I keep telling my regular readers Teams will be (is?) the center of the Office 365 universe. Well, the Power Platform got the memo and they are doing what they can to support that story. Microsoft announced so many new integration points I don’t even think I caught them all.

  • Power Apps – You will be able to publish your apps to a company app library in Teams and be able to pin an app to the left rail. More ways for people to find your apps. Score!
  • Power Automate – More triggers and actions to work with Teams data. Hopefully, they will hit all of the scenarios and keep up with the evolution of Teams here.
  • Power BI – How about the ability to create adaptive cards within Teams and a better tab navigation experience. Nothing earth-shattering here but key functionality to let users stay in Teams instead of linking out to PBI for their data.

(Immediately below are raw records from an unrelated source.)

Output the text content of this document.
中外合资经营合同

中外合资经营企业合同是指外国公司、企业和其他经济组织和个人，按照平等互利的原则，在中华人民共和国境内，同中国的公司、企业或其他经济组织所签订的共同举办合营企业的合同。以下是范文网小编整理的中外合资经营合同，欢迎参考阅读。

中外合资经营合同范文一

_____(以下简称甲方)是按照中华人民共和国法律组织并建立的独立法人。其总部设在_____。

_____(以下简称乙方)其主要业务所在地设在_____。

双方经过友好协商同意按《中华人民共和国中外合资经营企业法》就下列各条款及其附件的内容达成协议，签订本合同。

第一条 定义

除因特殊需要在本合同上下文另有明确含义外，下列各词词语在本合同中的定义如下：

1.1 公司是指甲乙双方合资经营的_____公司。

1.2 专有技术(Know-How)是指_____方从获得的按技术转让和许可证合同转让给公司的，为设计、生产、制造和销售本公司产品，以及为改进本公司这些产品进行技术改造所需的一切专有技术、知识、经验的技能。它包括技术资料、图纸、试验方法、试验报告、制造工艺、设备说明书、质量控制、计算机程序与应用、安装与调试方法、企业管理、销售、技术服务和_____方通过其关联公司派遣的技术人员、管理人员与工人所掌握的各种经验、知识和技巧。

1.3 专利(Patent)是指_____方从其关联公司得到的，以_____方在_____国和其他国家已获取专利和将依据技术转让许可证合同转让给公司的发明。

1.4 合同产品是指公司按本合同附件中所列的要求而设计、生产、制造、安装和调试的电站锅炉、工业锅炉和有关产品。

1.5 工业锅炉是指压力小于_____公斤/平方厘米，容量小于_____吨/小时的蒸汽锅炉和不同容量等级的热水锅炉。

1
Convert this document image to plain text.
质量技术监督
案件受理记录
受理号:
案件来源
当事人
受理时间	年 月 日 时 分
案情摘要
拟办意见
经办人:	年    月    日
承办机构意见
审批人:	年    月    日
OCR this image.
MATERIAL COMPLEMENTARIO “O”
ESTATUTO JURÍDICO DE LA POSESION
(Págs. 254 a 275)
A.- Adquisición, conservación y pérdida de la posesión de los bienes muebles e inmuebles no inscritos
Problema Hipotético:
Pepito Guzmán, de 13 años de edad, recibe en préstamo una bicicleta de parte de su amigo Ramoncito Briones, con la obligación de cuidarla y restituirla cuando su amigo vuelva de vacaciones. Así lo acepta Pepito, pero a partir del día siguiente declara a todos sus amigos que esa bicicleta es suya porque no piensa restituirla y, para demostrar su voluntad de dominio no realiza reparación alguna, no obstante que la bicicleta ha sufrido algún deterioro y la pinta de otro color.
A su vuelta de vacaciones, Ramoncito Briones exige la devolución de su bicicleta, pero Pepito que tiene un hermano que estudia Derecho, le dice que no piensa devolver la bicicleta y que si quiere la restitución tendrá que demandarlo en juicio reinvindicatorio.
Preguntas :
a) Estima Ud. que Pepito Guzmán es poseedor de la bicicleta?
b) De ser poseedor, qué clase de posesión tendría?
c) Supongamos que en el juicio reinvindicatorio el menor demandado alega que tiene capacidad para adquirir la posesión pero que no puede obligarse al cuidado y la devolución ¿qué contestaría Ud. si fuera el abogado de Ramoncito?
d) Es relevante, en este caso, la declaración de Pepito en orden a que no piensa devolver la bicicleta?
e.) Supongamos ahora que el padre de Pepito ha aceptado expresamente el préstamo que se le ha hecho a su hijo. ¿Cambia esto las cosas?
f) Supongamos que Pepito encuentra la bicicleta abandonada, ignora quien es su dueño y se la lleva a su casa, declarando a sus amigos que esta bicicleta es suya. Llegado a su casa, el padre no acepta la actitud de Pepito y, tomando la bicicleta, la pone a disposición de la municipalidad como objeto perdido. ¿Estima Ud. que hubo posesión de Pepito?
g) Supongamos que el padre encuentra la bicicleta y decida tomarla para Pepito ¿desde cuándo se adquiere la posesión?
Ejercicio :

To get more perspective on all of this “Teams Love” I had a quick chat with Richard Riley, Senior Director of the Power Platform to ask him why such a focus. He said. “The Power Platform is about enabling people to work smarter, no matter where they work or where their data lives. As we have seen a shift to Microsoft Teams being where they are working we have evolved Power Platform to increase their productivity there.” Makes sense to me. Power Platform has hundreds of data connectors so you can connect to your data no matter where it lives and they add integrations to let you better work where you want to work. First, it was SharePoint, now Teams, what is next? Maybe something to enable more couch-based scenarios? Richard had no comment on helping me watch more Netflix or Hulu.

Power BI gets more security capabilities

With the millions of PBI reports out there it is clear people love PBI and how it allows them to slice and dice their data and then share it. In the beginning, it was used for less sensitive data but as companies have seen the power they have wanted to be able to safely visualize even their most sensitive data. To that end, PBI has launched a series of enhancements.

These new capabilities are not one-off solutions either. They are built and integrated with Microsoft Information Protection (MIP) and Microsoft Cloud Apps Security. This opens up the ability to do things like classifying data in PBI and then have those classifications even when the data is exported to a tool like Excel. And with the data classified you can then monitor, report, and investigate the data usage. This should give those responsible for data governance and security a warm fuzzy feeling knowing they can cast their protective umbrella even when PBI is in the mix.

Wrapping it all up

Keeping up with the Power Platform and all of its awesome new features is pretty exhausting. We walked through all of the big hits but with this current wave of updates, there are literally 100s of new features rolling out. If you haven’t invested in the Power Platform yet you are missing out. It isn’t the center of the universe, that is Teams job, but it is how you extend the Microsoft 365 universe. If you are in Office 365 or Dynamics today there is a good chance you already have licenses for the Power Platform go explore and see first hand why Microsoft dedicated so much of their biggest keynote to the platform.